High glucose decreases TET2 via AMPK and leads to increased tumorigenesis.

Epidemiological studies suggest that there is a strong link between diabetes and cancer. However, the casual relationship between the two remains unclear, as does any underlying molecular mechanism by which diabetes could potentially contribute to cancer. Considering roughly 10% of the U.S population has diabetes, it is important to address these questions, which may help provide important prophylactic treatment to prevent the development of cancer in this population.

Ten-eleven translocation 2 (TET2) is an enzyme that catalyzes the conversion of DNA methylation (5mC) to hydroxymethylation (5hmC), wherein low 5hmC contributes to tumorigenesis. By comparing 5hmC levels between healthy donors and patients with diabetes, Wu et al. found that diabetic patients displayed lower 5hmC levels compared with healthy donors. Upon treating glucose-responsive cells with high glucose, TET2 was found to be depleted at the protein level. As AMPK is the key energy sensor regulated by glucose availability and there are two putative AMPK kinase substrate motifs found in TET2, the authors pursued a potential effect of high glucose on TET2 phosphorylation. They found that high glucose inhibited AMPK activity, which led to decreased TET2 phosphorylation and reduced TET2 protein stability in melanoma cells. Therefore, patients with diabetes may display decreased TET2 and diminished 5hmC, and potentially be susceptible to tumor formation. By treating melanoma cells with AMPK activators such as metformin (a first-line medication for the treatment of type 2 diabetes), TET2 became stabilized followed by increased 5hmC and enhanced tumor suppression.

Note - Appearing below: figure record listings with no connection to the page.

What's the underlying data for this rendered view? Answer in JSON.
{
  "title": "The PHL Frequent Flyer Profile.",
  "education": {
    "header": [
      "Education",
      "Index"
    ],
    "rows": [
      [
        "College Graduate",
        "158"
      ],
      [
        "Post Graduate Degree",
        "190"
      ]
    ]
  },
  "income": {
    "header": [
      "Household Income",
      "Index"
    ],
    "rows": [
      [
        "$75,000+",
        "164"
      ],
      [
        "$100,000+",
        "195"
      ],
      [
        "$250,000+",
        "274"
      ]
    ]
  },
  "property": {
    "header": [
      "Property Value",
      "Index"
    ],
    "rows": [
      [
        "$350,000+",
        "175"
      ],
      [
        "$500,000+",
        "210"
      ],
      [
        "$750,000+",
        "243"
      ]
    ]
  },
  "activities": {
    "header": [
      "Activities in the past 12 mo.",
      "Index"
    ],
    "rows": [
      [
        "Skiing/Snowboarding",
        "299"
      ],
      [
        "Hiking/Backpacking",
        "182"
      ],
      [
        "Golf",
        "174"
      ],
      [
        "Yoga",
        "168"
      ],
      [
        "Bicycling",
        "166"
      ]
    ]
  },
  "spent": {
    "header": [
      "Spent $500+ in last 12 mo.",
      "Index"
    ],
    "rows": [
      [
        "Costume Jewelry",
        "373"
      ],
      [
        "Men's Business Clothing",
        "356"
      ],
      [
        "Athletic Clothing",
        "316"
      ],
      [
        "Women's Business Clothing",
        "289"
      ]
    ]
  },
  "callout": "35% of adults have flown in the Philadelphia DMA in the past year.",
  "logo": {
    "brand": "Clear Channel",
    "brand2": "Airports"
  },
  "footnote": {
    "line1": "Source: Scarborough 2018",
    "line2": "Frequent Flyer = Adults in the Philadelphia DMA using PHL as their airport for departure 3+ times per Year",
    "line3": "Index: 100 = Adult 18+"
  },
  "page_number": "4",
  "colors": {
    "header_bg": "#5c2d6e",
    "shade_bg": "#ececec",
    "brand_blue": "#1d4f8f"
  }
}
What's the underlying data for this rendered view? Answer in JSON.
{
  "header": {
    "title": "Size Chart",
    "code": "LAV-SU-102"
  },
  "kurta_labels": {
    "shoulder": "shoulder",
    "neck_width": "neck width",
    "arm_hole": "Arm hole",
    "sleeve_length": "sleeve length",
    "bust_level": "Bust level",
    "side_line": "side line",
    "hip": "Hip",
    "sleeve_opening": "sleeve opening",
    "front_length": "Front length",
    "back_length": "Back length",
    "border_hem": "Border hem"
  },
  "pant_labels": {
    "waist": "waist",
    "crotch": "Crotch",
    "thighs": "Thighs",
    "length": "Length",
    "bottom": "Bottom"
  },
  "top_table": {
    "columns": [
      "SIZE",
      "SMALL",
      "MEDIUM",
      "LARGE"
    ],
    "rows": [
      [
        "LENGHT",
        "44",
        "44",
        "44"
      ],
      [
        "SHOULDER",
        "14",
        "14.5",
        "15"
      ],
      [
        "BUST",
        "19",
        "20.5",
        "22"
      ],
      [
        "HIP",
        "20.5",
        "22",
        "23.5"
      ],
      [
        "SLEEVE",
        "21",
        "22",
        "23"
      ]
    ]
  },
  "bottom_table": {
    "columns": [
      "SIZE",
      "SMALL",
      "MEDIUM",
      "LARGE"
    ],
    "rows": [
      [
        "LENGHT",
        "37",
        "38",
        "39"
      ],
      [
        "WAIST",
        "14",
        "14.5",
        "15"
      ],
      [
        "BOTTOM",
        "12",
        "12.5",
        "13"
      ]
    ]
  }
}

Overall, this important research provides a strong mechanistic connection between diabetes and cancer. Further investigation should be carried out to understand how other factors in TET2 enzymatic reactions, such as oxygen level and α-ketoglutarate, may play a role regulating TET2 activity in conjunction with or independent of glucose level. In addition, it is important to identify the specific target genes of TET2 in melanoma cells that may be responsible for its glucose-driven phenotype. Lastly, it also remains to be determined whether this is a general mechanism for other cancers besides melanoma and breast cancer as shown in this study.